Receiver v. lender dismissed.  The receiver, in turn, had its own negligence claim against the lender, which claim really was about seeking reimbursement for any damages the receiver might have to pay to the borrower.  The receiver pointed the finger at the lender, arguing that the lender controlled the receiver’s actions through the funding (or lack thereof) of the receivership.  Judge Simon held there was no legal basis for the receiver’s position, however, and dismissed the claim.  If any negligence-based duties flowed between the parties, they flowed from the receiver to the lender, not vice versa.  Thus the receiver, if found to be grossly negligent, cannot recoup any losses from the lender (although the receiver may be entitled to a credit/set-off for the money the lender paid to the borrower.)
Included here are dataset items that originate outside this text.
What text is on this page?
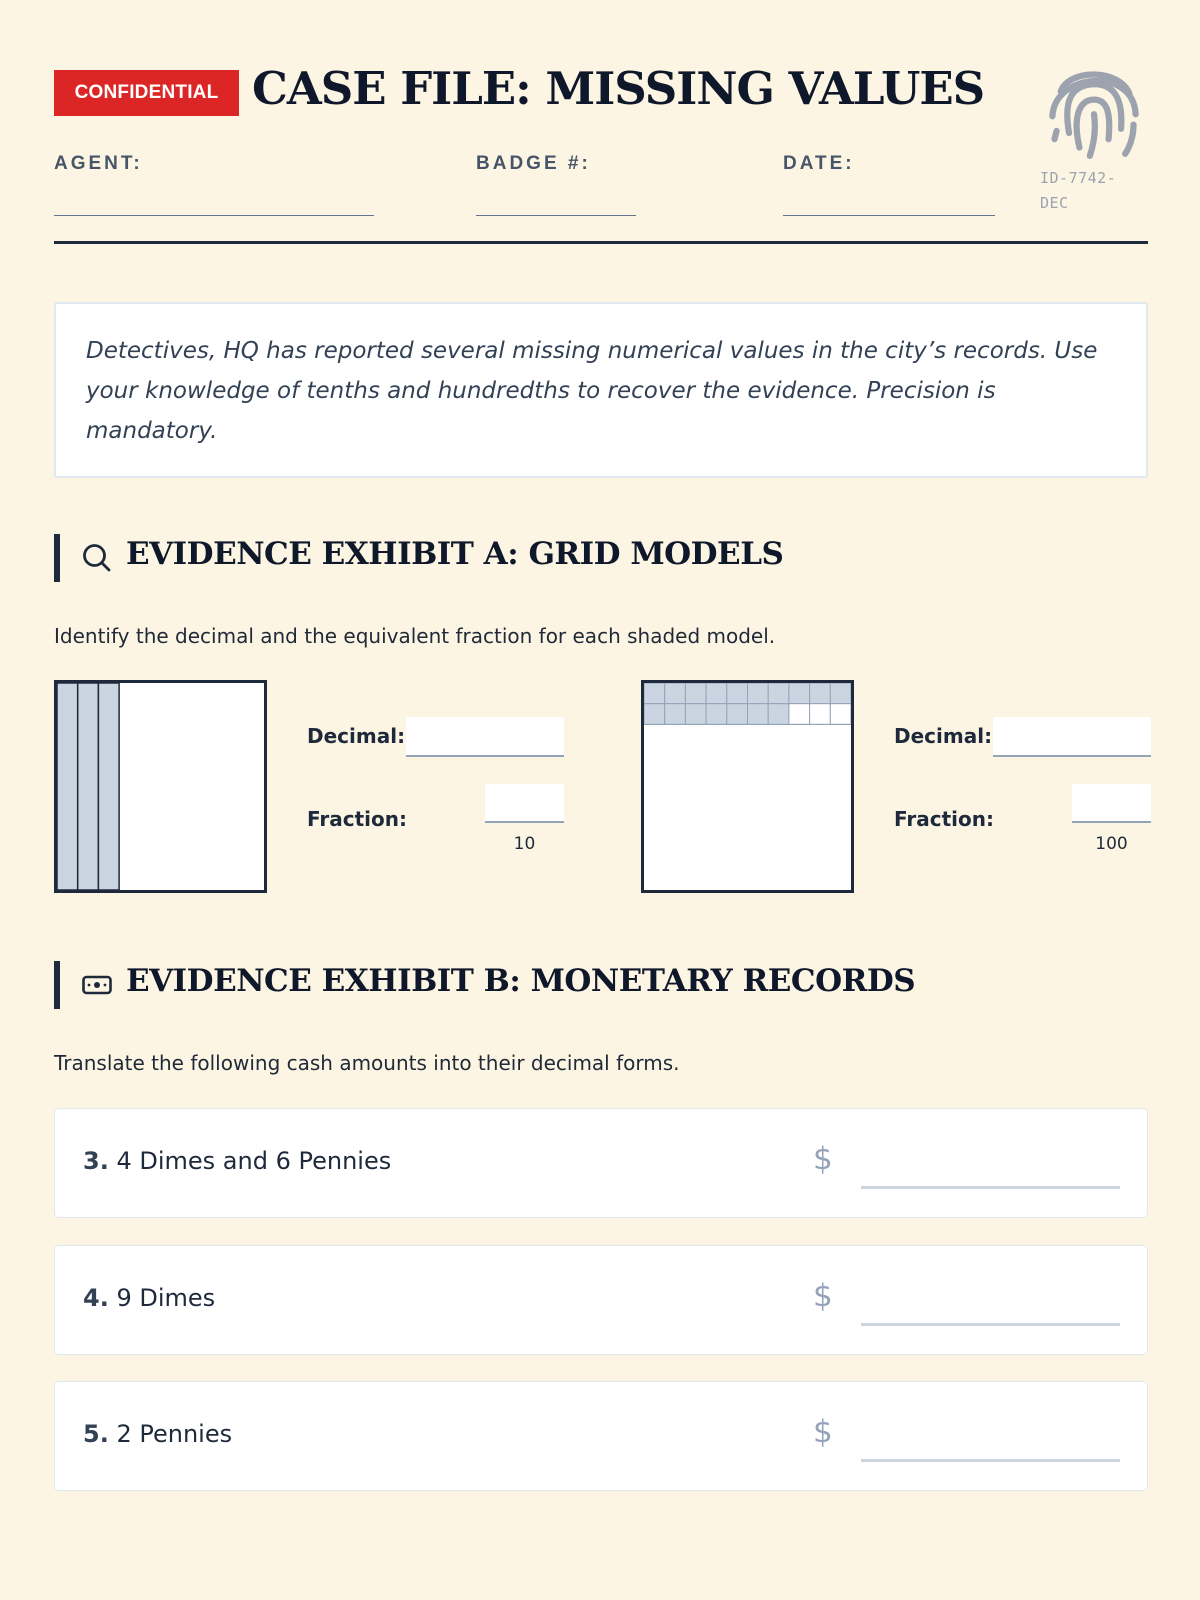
CONFIDENTIAL CASE FILE: MISSING VALUES
AGENT:	BADGE #:	DATE:
ID-7742-
DEC
Detectives, HQ has reported several missing numerical values in the city’s records. Use your knowledge of tenths and hundredths to recover the evidence. Precision is mandatory.
EVIDENCE EXHIBIT A: GRID MODELS
Identify the decimal and the equivalent fraction for each shaded model.
Decimal:
Fraction:
10
Decimal:
Fraction:
100
EVIDENCE EXHIBIT B: MONETARY RECORDS
Translate the following cash amounts into their decimal forms.
3. 4 Dimes and 6 Pennies	$
4. 9 Dimes	$
5. 2 Pennies	$
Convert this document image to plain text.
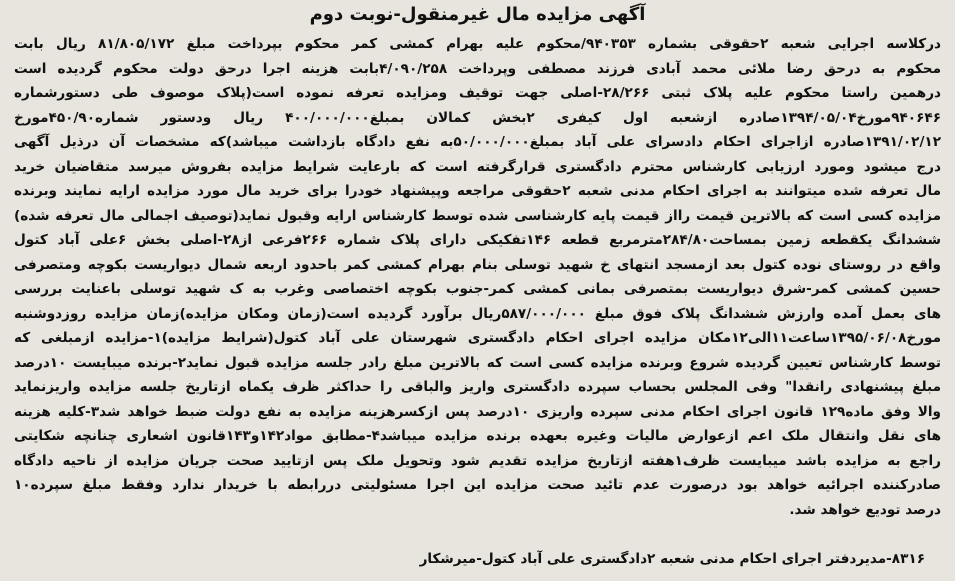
آگهی مزایده مال غیرمنقول-نوبت دوم
درکلاسه اجرایی شعبه ۲حقوقی بشماره ۹۴۰۳۵۳/محکوم علیه بهرام کمشی کمر محکوم بپرداخت مبلغ ۸۱/۸۰۵/۱۷۲ ریال بابت
محکوم به درحق رضا ملائی محمد آبادی فرزند مصطفی وپرداخت ۴/۰۹۰/۲۵۸بابت هزینه اجرا درحق دولت محکوم گردیده است
درهمین راستا محکوم علیه پلاک ثبتی ۲۸/۲۶۶-اصلی جهت توقیف ومزایده تعرفه نموده است(پلاک موصوف طی دستورشماره
۹۴۰۶۴۶مورخ۱۳۹۴/۰۵/۰۴صادره ازشعبه اول کیفری ۲بخش کمالان بمبلغ۴۰۰/۰۰۰/۰۰۰ ریال ودستور شماره۴۵۰/۹۰مورخ
۱۳۹۱/۰۲/۱۲صادره ازاجرای احکام دادسرای علی آباد بمبلغ۵۰/۰۰۰/۰۰۰به نفع دادگاه بازداشت میباشد)که مشخصات آن درذیل آگهی
درج میشود ومورد ارزیابی کارشناس محترم دادگستری قرارگرفته است که بارعایت شرایط مزایده بفروش میرسد متقاضیان خرید
مال تعرفه شده میتوانند به اجرای احکام مدنی شعبه ۲حقوقی مراجعه وپیشنهاد خودرا برای خرید مال مورد مزایده ارایه نمایند وبرنده
مزایده کسی است که بالاترین قیمت رااز قیمت پایه کارشناسی شده توسط کارشناس ارایه وقبول نماید(توصیف اجمالی مال تعرفه شده)
ششدانگ یکقطعه زمین بمساحت۲۸۴/۸۰مترمربع قطعه ۱۴۶تفکیکی دارای پلاک شماره ۲۶۶فرعی از۲۸-اصلی بخش ۶علی آباد کتول
واقع در روستای نوده کتول بعد ازمسجد انتهای خ شهید توسلی بنام بهرام کمشی کمر باحدود اربعه شمال دیواریست بکوچه ومتصرفی
حسین کمشی کمر-شرق دیواریست بمتصرفی بمانی کمشی کمر-جنوب بکوچه اختصاصی وغرب به ک شهید توسلی باعنایت بررسی
های بعمل آمده وارزش ششدانگ پلاک فوق مبلغ ۵۸۷/۰۰۰/۰۰۰ریال برآورد گردیده است(زمان ومکان مزایده)زمان مزایده روزدوشنبه
مورخ۱۳۹۵/۰۶/۰۸ساعت۱۱الی۱۲مکان مزایده اجرای احکام دادگستری شهرستان علی آباد کتول(شرایط مزایده)۱-مزایده ازمبلغی که
توسط کارشناس تعیین گردیده شروع وبرنده مزایده کسی است که بالاترین مبلغ رادر جلسه مزایده قبول نماید۲-برنده میبایست ۱۰درصد
مبلغ پیشنهادی رانقدا" وفی المجلس بحساب سپرده دادگستری واریز والباقی را حداکثر ظرف یکماه ازتاریخ جلسه مزایده واریزنماید
والا وفق ماده۱۲۹ قانون اجرای احکام مدنی سپرده واریزی ۱۰درصد پس ازکسرهزینه مزایده به نفع دولت ضبط خواهد شد۳-کلیه هزینه
های نقل وانتقال ملک اعم ازعوارض مالیات وغیره بعهده برنده مزایده میباشد۴-مطابق مواد۱۴۲و۱۴۳قانون اشعاری چنانچه شکایتی
راجع به مزایده باشد میبایست ظرف۱هفته ازتاریخ مزایده تقدیم شود وتحویل ملک پس ازتایید صحت جریان مزایده از ناحیه دادگاه
صادرکننده اجرائیه خواهد بود درصورت عدم تائید صحت مزایده این اجرا مسئولیتی دررابطه با خریدار ندارد وفقط مبلغ سپرده۱۰
درصد تودیع خواهد شد.
۸۳۱۶-مدیردفتر اجرای احکام مدنی شعبه ۲دادگستری علی آباد کتول-میرشکار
Interestingly, the agreed order appointing the receiver required the receiver to preserve and protect the property with receivership funds, even though there were no “receivership funds” to do so because the property generated no income.  That catch-22 may have been the property’s downfall.  The receiver was responsible for directing the preservation of the property, but on whose dime?  Evidently there was an informal arrangement whereby the lender funded the receivership.  That went okay at the beginning, but the problems and costs later seemed to snowball out of control.  I gather that, if and to the extent the receiver was negligent, it was due in part to inadequate funding by the lender.  The confidential “substantial” settlement the lender paid to the borrower supports my speculation. 

Lessons.  Even though the lender won its legal battle with the receiver, the lender had already lost when the project failed and the borrower forced the lender to settle.  There are some lessons here for lenders (and receivers):

  • Ensure there is a default before a foreclosure case is initiated
  • Spell out in the receivership order exactly how the receivership will be funded
  • Clarify in the order the duties of the receiver, and the borrower or lender as warranted
  • If the lender agrees to fund the preservation of the property, it should take reasonable steps to do so and should not unreasonably permit a project to deteriorate substantially in value

But perhaps the greatest lesson is - in cases of construction loans where the collateral is being built - lenders should foreclose and appoint a receiver only as a last resort.